Medline ® Abstract for Reference 24
of 'Treatment of male sexual dysfunction'
Effect of continuous positive airway pressure therapy on sexual function and serum testosterone in males with type 2 diabetes and obstructive sleep apnoea.
Knapp A, Myhill PC, Davis WA, Peters KE, Hillman D, Hamilton EJ, Lim EM, Davis TM
Clin Endocrinol (Oxf). 2014;81(2):254.
OBJECTIVE: There have been no studies of the effect of continuous positive airway pressure (CPAP) therapy on erectile dysfunction (ED) and serum testosterone in men with type 2 diabetes and obstructive sleep apnoea (OSA), a patient group at increased risk of ED and hypogonadism.

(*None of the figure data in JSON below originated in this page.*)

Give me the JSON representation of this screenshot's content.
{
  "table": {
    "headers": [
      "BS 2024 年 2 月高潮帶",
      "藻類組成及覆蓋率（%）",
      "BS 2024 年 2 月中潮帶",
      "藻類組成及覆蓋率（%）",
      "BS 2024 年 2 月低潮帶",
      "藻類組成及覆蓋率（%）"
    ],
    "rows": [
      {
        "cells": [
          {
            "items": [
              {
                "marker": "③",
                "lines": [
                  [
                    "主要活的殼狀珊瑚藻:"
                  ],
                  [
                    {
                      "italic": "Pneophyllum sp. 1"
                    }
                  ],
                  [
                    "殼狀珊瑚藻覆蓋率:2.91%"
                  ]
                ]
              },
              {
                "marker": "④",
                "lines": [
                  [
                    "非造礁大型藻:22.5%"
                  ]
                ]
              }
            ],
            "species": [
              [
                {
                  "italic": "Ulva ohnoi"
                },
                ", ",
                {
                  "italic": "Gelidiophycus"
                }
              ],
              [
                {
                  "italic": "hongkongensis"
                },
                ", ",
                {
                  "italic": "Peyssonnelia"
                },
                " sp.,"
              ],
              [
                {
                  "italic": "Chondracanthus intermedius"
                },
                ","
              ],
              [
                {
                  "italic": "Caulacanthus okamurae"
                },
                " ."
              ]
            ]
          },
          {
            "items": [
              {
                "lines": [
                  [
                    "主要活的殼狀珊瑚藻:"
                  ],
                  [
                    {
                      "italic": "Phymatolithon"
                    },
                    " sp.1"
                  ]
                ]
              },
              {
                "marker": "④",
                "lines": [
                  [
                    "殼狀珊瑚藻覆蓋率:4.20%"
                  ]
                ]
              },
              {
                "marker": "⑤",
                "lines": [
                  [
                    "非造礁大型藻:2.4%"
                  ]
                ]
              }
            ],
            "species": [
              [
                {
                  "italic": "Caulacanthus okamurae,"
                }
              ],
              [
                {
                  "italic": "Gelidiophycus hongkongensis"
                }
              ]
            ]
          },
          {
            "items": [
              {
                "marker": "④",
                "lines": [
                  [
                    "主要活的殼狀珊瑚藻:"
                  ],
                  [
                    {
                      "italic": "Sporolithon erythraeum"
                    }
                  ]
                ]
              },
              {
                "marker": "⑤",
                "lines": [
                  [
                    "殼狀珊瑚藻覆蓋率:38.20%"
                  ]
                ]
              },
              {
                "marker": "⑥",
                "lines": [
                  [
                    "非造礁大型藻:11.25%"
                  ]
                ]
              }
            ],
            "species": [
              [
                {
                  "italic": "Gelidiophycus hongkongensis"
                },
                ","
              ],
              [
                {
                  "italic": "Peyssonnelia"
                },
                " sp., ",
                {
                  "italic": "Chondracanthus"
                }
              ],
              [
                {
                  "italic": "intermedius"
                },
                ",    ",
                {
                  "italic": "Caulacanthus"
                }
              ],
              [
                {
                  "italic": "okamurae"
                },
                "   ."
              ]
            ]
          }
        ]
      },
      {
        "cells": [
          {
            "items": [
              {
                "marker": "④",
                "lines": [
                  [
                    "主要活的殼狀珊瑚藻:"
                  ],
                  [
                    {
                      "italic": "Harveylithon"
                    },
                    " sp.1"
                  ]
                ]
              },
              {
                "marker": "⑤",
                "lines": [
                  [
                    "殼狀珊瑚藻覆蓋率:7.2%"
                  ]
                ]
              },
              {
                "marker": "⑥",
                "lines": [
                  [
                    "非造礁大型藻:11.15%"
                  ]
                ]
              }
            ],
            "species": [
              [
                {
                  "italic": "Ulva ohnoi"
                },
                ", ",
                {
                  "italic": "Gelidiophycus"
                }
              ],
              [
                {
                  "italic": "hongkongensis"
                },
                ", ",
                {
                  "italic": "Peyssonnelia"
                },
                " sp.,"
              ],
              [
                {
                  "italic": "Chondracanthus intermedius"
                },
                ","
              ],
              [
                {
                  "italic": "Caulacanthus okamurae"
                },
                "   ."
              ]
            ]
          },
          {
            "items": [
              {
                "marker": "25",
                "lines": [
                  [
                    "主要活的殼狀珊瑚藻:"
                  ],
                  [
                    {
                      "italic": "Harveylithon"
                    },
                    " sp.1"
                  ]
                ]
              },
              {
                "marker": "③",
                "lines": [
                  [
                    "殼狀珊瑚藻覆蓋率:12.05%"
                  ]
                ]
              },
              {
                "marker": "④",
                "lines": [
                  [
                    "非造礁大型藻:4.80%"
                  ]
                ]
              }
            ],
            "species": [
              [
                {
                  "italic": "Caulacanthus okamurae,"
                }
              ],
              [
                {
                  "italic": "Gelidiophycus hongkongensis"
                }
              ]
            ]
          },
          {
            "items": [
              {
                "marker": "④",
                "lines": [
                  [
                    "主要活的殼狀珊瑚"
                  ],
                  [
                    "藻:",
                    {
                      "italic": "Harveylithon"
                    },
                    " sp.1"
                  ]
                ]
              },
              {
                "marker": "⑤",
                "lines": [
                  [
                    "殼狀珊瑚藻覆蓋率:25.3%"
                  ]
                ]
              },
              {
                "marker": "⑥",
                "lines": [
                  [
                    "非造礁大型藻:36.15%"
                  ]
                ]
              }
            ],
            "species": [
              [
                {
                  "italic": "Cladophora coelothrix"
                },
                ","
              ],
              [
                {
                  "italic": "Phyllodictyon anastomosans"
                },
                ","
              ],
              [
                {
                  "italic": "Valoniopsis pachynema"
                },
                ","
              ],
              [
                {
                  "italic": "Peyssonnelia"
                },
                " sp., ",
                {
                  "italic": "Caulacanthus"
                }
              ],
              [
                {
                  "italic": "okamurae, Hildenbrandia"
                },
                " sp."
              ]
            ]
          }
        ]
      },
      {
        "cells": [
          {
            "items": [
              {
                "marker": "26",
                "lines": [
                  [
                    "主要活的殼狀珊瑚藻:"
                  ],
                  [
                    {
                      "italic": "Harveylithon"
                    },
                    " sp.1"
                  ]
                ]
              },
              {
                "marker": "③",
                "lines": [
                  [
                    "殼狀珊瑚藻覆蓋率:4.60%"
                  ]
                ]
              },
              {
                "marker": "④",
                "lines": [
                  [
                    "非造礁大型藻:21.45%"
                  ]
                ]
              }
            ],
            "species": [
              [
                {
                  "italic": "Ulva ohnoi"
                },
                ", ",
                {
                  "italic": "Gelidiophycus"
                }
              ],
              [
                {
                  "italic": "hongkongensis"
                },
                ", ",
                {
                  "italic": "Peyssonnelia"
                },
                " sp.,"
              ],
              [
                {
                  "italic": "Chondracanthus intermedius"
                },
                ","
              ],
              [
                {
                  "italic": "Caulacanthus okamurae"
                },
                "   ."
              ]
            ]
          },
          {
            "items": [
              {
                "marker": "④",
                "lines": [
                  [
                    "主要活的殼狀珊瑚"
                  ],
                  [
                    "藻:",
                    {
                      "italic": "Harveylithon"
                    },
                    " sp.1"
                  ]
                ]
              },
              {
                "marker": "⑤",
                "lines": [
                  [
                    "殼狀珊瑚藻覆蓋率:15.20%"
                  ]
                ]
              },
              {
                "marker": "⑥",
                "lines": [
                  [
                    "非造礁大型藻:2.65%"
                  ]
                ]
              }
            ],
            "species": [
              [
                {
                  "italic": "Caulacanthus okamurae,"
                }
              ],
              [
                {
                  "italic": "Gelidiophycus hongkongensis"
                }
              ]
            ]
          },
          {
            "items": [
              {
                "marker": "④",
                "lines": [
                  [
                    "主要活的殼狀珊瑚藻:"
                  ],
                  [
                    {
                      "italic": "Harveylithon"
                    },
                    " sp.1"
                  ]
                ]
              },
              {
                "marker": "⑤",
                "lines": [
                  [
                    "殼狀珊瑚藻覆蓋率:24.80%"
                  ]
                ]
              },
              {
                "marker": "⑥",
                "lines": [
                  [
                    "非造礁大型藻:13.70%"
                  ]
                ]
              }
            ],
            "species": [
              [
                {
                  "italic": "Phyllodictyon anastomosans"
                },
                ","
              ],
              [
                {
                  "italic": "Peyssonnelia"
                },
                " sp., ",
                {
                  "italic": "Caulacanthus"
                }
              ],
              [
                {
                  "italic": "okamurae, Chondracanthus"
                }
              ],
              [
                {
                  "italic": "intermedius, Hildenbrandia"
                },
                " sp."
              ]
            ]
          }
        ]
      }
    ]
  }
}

The aim of this study was to determine whether CPAP improves sexual and gonadal function in males with type 2 diabetes and a pre-CPAP apnoea-hypopnoea index>15/h.
DESIGN: Substudy of a trial assessing the effect of 3 months of CPAP on cardiovascular risk in type 2 diabetes.
PATIENTS: Of 35 males starting CPAP, 27 (mean ± SD age 65·4 ± 9·6 years, median [interquartile range]diabetes duration 12·1 [5·2-15·3] years) completed the trial.
MEASUREMENTS: Serum total and free testosterone, responses to the Androgen Deficiency in the Aging Aale (ADAM) and Sexual Health Inventory for Men (SHIM) questionnaires.
RESULTS: There were no significant changes in mean total or free testosterone (baseline concentrations 12·7 ± 4·5 nm and 0·26 ± 0·07 pm, respectively), or SHIM score (baseline 13 [5-17]), after 3 months of CPAP (P > 0·20). The ADAM score (baseline 6·2 ± 2·1) fell after 1 month (to 5·0 ± 2·6) and was maintained at this level at 3 months (P = 0·015). The Epworth Sleepiness Scale score decreased and self-reported physical activity increased over 3 months (P ≤ 0·017) without a change in body mass index (P = 1·00).
CONCLUSIONS: These findings imply that CPAP therapy improves somnolence and promotes exercise in men with type 2 diabetes, but that there is no direct benefit for gonadal or sexual function.
School of Medicine and Pharmacology, University of Western Australia, Fremantle, WA, Australia.